The BCBS notes that the crypto market remains relatively small but cautions on the risk associated with both cryptocurrency trading platforms and digital assets. Crypto is both “immature” and highly volatile, according to the BCBS. This presents increases risk for financial institutions such as liquidity risk, credit risk, fraud, money laundering, legal and reputational risk. The BCBS differentiates between crypto and central bank digital currencies (CBDCs)
The BCBS states:
“… the Committee is of the view that such assets do not reliably provide the standard functions of money and are unsafe to rely on as a medium of exchange or store of value. Crypto-assets are not legal tender, and are not backed by any government or public authority. Through this newsletter, the Basel Committee is setting out its prudential expectations related to banks’ exposures to crypto-assets and related services, for those jurisdictions that do not prohibit such exposures and services.”

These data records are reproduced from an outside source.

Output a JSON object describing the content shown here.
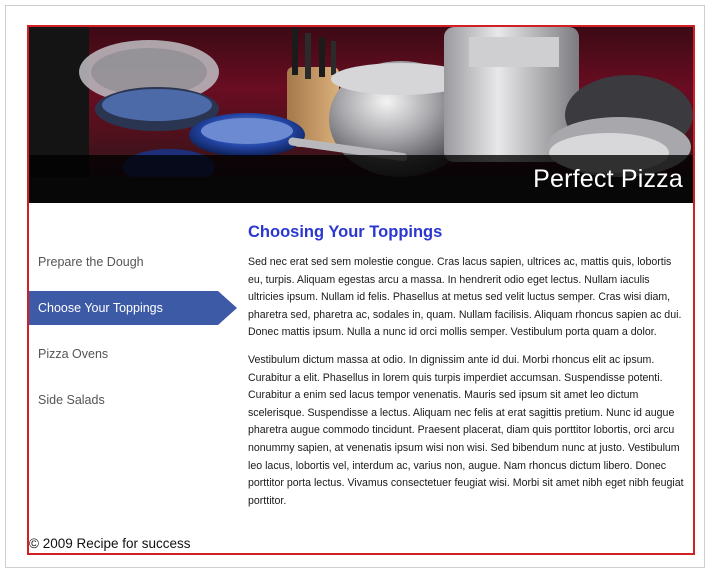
{
  "banner": {
    "title": "Perfect Pizza"
  },
  "nav": {
    "items": [
      {
        "label": "Prepare the Dough",
        "active": false
      },
      {
        "label": "Choose Your Toppings",
        "active": true
      },
      {
        "label": "Pizza Ovens",
        "active": false
      },
      {
        "label": "Side Salads",
        "active": false
      }
    ]
  },
  "main": {
    "heading": "Choosing Your Toppings",
    "paragraphs": [
      "Sed nec erat sed sem molestie congue. Cras lacus sapien, ultrices ac, mattis quis, lobortis eu, turpis. Aliquam egestas arcu a massa. In hendrerit odio eget lectus. Nullam iaculis ultricies ipsum. Nullam id felis. Phasellus at metus sed velit luctus semper. Cras wisi diam, pharetra sed, pharetra ac, sodales in, quam. Nullam facilisis. Aliquam rhoncus sapien ac dui. Donec mattis ipsum. Nulla a nunc id orci mollis semper. Vestibulum porta quam a dolor.",
      "Vestibulum dictum massa at odio. In dignissim ante id dui. Morbi rhoncus elit ac ipsum. Curabitur a elit. Phasellus in lorem quis turpis imperdiet accumsan. Suspendisse potenti. Curabitur a enim sed lacus tempor venenatis. Mauris sed ipsum sit amet leo dictum scelerisque. Suspendisse a lectus. Aliquam nec felis at erat sagittis pretium. Nunc id augue pharetra augue commodo tincidunt. Praesent placerat, diam quis porttitor lobortis, orci arcu nonummy sapien, at venenatis ipsum wisi non wisi. Sed bibendum nunc at justo. Vestibulum leo lacus, lobortis vel, interdum ac, varius non, augue. Nam rhoncus dictum libero. Donec porttitor porta lectus. Vivamus consectetuer feugiat wisi. Morbi sit amet nibh eget nibh feugiat porttitor."
    ]
  },
  "footer": {
    "text": "© 2009 Recipe for success"
  },
  "colors": {
    "border": "#d21f24",
    "heading": "#2b38cf",
    "nav_active": "#3d5aa7"
  }
}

The BCBS says that it continues to monitor developments in crypto and will in due course “clarify the prudential treatment of such exposures to appropriately reflect the high degree of risk of crypto-assets.” The Commission is coordinating its work with othstandard-settingrd setting bodies and the Financial Stability Board.
The BCBS advises that it expects banks with exposure to crypto-asset the following minimum standard should be adopted:
- Due diligence: Before acquiring exposures to crypto-assets or providing related services, a bank should conduct comprehensive analyses of the risks noted above. The bank should ensure that it has the relevant and requisite technical expertise to adequately assess the risks stemming from crypto-assets.
- Governance and risk management: The bank should have a clear and robust risk management framework that is appropriate for the risks of its crypto-asset exposures and related services. Given the anonymity and limited regulatory oversight of many crypto-assets, a bank’s risk management framework for crypto-assets should be fully integrated into the overall risk management processes, including those related to anti-money laundering and combating the financing of terrorism and the evasion of sanctions, and heightened fraud monitoring. Given the risk associated with such exposures and services, banks are expected to implement risk management processes that are consistent with the high degree of risk of crypto-assets. Its relevant senior management functions are expected to be involved in overseeing the risk assessment framework. Board and senior management should be provided with timely and relevant information related to the bank’s crypto-asset risk profile. An assessment of the risks described above related to direct and indirect crypto-asset exposures and other services should be incorporated into the bank’s internal capital and liquidity adequacy assessment processes.
Disclosure: A bank should publicly disclose any material crypto-asset exposures or related services as part of its regular financial disclosures and specify the accounting treatment for such exposures, consistent with domestic laws and regulations.
Supervisory dialogue: The bank should inform its supervisory authority of actual and planned crypto-asset exposure or activity in a timely manner and provide assurance that it has fully assessed the permissibility of the activity and the risks associated with the intended exposures and services, and how it has mitigated these risks.